Matt Winter, a 28-year-old interior designer in L.A. says that he “always felt that having your money in property is the safest and best thing to do if you want to grow your personal wealth.” That was why he spent $1.7 million on his new home, after having spent about $1 million on his first home two years ago. Winter goes on to say that he owns no stocks because equities “spook him.”
Grant Allen, a financier who works in Washington D.C., says that he views the stock market “with a lot of skepticism” and that “these days, I feel like you need to put your money in something that’s more of a sure thing.” That’s why he convinced his fiancée to keep her condo as a rental property after she moved in with him.
Oren Alexander, a 26-year-old real estate broker in New York, owns no stocks, preferring instead to put all of his savings in real estate. He is in the midst of buying an apartment for $1.5 million because “my generation — we got burned pretty bad by the stock market, we’re tired of paying rent, and we don’t see any better place to put our money.”
If you didn’t know better, you might think that this article had been written in 2002 or 2003. Back then, real estate looked like the asset class most resilient to the economic cycle. After the housing bubble and bust, however, it seems odd to be reading stories of young people traumatized by downturns in the stock market who nevertheless describe housing as “a sure thing.” New suckers every minute, I suppose.
In case it’s not obvious, recent history doesn’t support the narratives of the people featured in the article. The S&P 500 stock index hit its last peak in October 2007. (It finally surpassed that level this past March.) Someone who had bought $100 of shares at that market top and reinvested all dividends would currently have about $123. By contrast, the Case-Shiller index of U.S. home prices is still more than 25 percent below the peak reached in mid-2006.
S&P 500 vs. Case-Shiller Index (2005 – present) Source: Bloomberg
Individual luxury properties might have done a lot better than the aggregate stock market, of course. They might also have done much worse. And past performance is no guarantee of future results. If anything, the reverse is true. In general, it isn’t smart to put all of your savings into a single product, whether it’s your home, or gold bullion, or the stock of an individual company.

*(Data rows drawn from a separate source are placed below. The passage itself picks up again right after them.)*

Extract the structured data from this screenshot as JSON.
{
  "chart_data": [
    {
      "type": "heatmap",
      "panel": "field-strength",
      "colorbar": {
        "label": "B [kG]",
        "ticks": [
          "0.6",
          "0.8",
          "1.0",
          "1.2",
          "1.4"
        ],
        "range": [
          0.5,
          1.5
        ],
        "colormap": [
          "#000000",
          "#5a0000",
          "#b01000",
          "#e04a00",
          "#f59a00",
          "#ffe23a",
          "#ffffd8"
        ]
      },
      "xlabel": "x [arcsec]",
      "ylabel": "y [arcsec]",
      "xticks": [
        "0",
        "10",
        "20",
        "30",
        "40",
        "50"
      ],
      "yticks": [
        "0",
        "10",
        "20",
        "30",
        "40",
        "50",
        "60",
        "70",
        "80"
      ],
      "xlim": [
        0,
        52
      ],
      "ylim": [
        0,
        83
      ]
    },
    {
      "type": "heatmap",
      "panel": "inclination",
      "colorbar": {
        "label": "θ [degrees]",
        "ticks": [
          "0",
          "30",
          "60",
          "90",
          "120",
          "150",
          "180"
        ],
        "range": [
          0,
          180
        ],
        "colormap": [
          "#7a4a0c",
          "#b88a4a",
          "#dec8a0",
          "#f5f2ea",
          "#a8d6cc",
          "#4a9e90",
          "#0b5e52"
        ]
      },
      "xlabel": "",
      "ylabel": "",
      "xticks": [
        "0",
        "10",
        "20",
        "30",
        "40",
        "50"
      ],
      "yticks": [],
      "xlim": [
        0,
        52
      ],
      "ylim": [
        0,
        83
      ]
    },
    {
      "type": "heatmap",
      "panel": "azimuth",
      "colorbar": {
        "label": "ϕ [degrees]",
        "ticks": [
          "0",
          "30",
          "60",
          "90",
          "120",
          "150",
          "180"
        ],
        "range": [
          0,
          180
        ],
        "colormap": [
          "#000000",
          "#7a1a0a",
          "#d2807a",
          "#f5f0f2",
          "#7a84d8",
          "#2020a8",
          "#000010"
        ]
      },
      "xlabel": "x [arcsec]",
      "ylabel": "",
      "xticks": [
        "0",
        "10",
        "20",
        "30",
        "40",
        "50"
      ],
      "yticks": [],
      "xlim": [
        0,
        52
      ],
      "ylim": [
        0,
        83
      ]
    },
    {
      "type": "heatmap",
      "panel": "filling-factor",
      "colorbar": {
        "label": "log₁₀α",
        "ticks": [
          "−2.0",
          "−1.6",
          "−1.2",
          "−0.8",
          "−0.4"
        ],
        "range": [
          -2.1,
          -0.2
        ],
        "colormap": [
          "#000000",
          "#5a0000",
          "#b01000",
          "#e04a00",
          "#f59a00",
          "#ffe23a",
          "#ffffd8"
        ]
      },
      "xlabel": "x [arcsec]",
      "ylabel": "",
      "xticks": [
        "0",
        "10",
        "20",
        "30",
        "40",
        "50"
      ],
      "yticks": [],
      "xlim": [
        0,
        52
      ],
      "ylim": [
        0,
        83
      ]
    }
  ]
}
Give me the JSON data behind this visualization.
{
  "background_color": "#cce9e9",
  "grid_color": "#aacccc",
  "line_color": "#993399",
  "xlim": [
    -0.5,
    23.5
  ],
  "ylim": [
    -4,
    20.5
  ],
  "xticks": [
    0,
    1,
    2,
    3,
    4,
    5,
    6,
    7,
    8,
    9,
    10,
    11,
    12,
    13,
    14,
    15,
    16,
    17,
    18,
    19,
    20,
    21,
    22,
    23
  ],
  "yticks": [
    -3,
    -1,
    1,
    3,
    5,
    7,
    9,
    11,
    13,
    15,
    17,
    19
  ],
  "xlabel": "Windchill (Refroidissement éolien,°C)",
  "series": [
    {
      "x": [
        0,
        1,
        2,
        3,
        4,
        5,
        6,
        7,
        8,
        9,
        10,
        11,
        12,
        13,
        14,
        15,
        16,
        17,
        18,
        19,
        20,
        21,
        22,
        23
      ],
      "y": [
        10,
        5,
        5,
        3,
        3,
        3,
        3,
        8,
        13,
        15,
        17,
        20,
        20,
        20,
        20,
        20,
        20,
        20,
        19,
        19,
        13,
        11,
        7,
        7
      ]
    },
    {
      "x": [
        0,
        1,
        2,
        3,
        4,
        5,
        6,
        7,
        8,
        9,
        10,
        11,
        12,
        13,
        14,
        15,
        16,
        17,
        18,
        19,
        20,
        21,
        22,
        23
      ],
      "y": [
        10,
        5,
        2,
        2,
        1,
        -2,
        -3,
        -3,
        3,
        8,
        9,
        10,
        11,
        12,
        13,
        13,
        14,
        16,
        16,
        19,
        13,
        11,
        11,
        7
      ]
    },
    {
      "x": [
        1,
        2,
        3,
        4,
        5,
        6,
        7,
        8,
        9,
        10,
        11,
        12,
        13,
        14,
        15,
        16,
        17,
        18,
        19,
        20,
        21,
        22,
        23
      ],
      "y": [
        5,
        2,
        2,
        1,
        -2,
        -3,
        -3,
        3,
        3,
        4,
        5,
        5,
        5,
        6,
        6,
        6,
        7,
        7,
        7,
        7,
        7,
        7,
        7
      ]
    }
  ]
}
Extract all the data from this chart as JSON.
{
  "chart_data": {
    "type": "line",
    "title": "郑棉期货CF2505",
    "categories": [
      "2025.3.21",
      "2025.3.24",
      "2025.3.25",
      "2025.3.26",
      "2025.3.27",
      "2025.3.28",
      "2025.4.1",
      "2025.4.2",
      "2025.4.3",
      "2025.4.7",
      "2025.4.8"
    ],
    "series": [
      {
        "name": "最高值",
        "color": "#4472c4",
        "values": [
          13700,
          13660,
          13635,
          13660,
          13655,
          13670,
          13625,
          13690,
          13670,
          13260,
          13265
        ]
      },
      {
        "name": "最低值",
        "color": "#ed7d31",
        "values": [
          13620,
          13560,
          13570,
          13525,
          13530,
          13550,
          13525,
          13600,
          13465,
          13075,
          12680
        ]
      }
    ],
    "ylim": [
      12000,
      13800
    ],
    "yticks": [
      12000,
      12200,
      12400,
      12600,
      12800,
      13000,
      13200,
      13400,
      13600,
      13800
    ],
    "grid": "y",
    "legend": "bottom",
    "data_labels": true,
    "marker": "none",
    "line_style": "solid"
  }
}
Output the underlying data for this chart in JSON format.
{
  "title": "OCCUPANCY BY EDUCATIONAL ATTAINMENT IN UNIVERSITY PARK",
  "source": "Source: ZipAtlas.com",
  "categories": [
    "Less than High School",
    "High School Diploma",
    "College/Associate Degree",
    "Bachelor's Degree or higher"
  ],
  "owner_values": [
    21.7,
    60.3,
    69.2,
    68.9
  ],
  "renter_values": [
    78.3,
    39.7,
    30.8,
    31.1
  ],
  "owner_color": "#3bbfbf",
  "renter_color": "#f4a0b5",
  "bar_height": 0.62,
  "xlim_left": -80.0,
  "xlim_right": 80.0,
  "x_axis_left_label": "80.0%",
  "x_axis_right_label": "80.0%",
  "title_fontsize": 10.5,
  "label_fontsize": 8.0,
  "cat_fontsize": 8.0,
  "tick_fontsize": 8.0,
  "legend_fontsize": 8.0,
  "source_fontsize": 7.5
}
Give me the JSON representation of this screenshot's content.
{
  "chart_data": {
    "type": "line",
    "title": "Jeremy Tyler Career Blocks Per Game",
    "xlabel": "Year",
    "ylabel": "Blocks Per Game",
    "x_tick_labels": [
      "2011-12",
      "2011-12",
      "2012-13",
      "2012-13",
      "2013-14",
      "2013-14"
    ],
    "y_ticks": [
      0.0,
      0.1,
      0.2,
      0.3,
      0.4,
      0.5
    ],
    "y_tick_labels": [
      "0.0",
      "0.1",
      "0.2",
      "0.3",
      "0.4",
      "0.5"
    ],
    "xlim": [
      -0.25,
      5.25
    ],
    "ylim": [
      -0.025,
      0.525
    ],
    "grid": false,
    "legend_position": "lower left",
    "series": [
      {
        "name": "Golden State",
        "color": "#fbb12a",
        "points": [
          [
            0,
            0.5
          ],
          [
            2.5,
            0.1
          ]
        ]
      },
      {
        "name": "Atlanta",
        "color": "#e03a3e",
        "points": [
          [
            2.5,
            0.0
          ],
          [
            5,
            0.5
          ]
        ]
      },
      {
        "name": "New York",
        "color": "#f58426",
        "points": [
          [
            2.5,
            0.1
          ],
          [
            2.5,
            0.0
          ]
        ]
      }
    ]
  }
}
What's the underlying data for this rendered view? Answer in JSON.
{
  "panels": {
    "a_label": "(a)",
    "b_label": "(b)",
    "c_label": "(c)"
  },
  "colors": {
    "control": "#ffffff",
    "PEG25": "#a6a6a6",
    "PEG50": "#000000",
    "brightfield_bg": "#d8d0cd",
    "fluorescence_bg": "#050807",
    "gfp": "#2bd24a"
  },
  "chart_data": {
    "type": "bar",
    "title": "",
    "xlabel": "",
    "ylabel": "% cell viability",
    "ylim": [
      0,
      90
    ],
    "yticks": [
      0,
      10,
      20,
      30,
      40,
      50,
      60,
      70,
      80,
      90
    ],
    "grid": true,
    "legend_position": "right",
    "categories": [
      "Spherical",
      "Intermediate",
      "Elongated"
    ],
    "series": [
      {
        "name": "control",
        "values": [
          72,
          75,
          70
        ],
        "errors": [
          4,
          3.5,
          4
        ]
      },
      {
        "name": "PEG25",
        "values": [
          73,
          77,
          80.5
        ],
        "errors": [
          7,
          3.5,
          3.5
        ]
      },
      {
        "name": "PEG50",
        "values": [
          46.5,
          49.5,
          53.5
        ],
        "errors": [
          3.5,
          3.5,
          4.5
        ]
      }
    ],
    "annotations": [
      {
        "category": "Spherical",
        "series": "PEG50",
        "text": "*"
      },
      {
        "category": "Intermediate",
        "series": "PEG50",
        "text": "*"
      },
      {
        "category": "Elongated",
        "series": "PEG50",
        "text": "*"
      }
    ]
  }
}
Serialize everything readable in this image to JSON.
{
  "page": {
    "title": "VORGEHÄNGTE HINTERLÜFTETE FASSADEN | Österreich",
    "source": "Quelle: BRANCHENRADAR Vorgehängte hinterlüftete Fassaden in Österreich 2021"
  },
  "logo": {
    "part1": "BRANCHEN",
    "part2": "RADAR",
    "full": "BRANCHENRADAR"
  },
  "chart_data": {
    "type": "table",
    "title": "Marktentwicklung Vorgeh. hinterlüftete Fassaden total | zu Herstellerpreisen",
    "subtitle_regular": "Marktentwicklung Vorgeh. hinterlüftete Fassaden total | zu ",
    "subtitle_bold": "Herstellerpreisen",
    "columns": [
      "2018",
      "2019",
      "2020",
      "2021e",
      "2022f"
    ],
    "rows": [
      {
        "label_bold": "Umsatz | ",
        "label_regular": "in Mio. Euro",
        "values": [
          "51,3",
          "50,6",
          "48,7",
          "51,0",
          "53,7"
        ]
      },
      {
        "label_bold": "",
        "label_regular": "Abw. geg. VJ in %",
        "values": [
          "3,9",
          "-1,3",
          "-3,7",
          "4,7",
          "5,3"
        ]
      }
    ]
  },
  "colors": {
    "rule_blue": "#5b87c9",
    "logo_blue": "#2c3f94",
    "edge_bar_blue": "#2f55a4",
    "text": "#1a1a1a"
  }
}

It’s slightly less stupid to own several houses or a basket of stocks. An even better way to save is to own a range of assets that tend to go up over time but that don’t move together over shorter periods. The benefits that come from this sort of diversification are so well known that they were even discussed thousands of years ago by Talmudic rabbis. (They recommended an even split between cash, real assets and business equity.)
Fortunately, the people profiled in the article all seem capable of withstanding the risks involved. If they go broke, it probably won’t create the same kind of downward cascade caused by the recent housing bust. Moreover, my anecdotal knowledge of people in their 20s suggests that few are interested in buying expensive residential property for its value as a savings vehicle. Even so, it’s never good to hear stories about people making dumb investment decisions.